After that comes… anything the naming authority wants. It’s a full namespace, open for whatever purposes are desired. It could refer to people, places, concepts, data, anything. In this particular example, I hereby define DataPacRat as referring to one thing in particular: myself.

To show some of the versatility of this, let’s try an extreme and possibly absurd example. Let’s assume that at some point in the future, my mind gets uploaded into the form of a digital computer program; and copies start being made of it. If ‘DataPacRat’ refers to me, and all of the copies are me, does that mean that the single ‘tag’ URI refers to all of them? It can – unless I set things up ahead of time to be able to handle the situation. As it happens, I have a naming schema already worked out for just such an occasion.

Before any copies are made, DataPacRat refers to the single instance of me. At the moment of copying, DataPacRat.0 refers to the non-running version, the inactive data which can have copies made. The first such copy is DataPacRat.1, the second DataPacRat.2, and so on. Should DataPacRat.2 be copied, then we get DataPacRat.2.0, DataPacRat.2.1, etc.

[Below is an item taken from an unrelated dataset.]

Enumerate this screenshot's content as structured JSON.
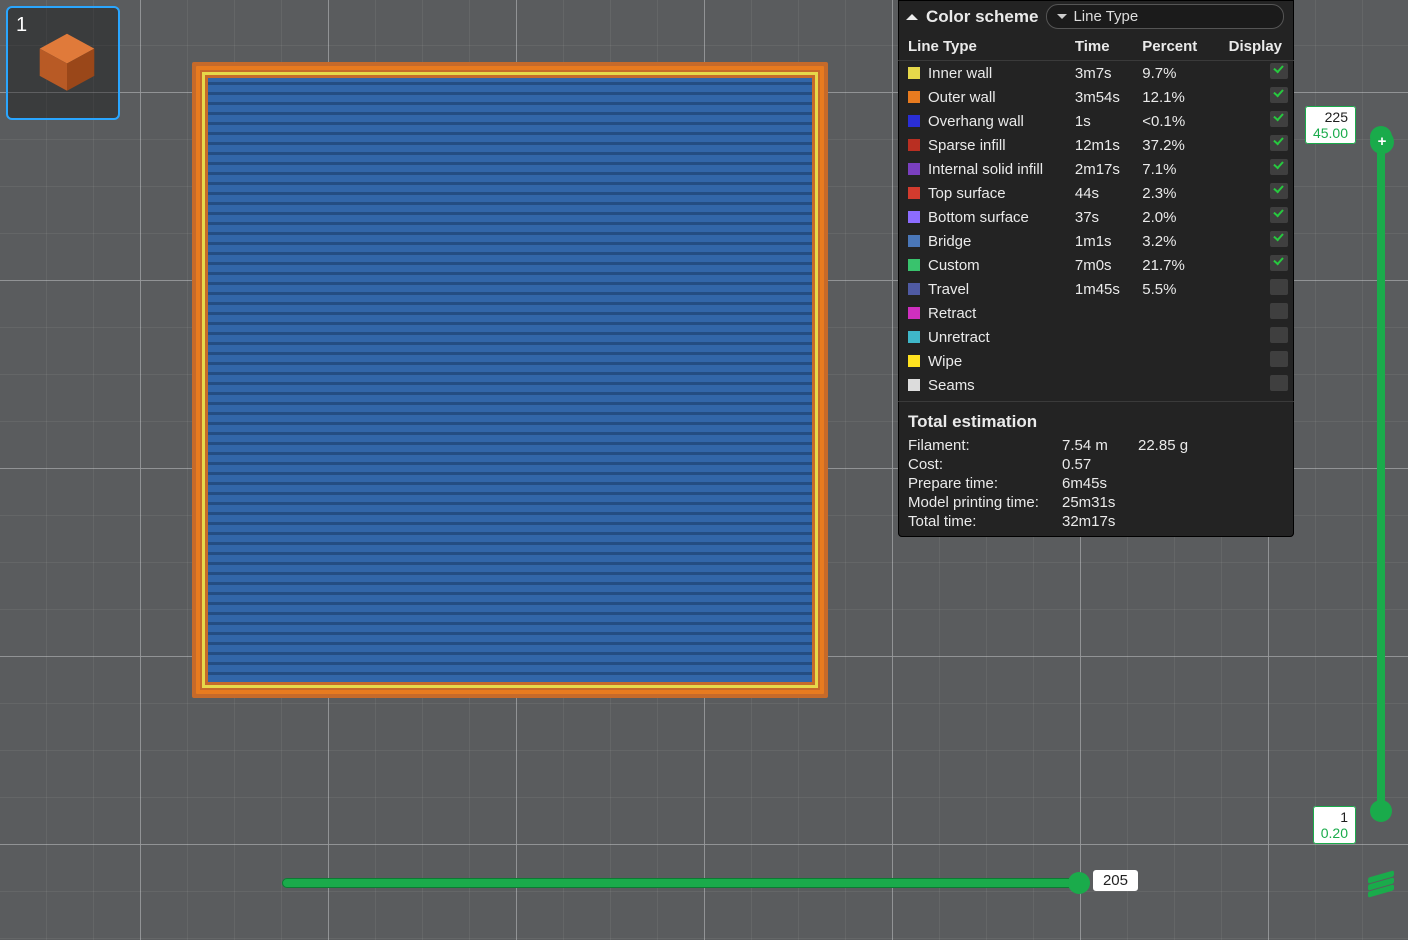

If need be, various further details can be established to identify more exactly which copies get which names, if non-copying edits are made, if data about when copies are made is lost, how to compress unfeasibly long names, and so forth – but that’s just one, simple example of the power of having your own namespace.

And for now, this is DataPacRat, hoping to one day become DataPacRat.0, signing off.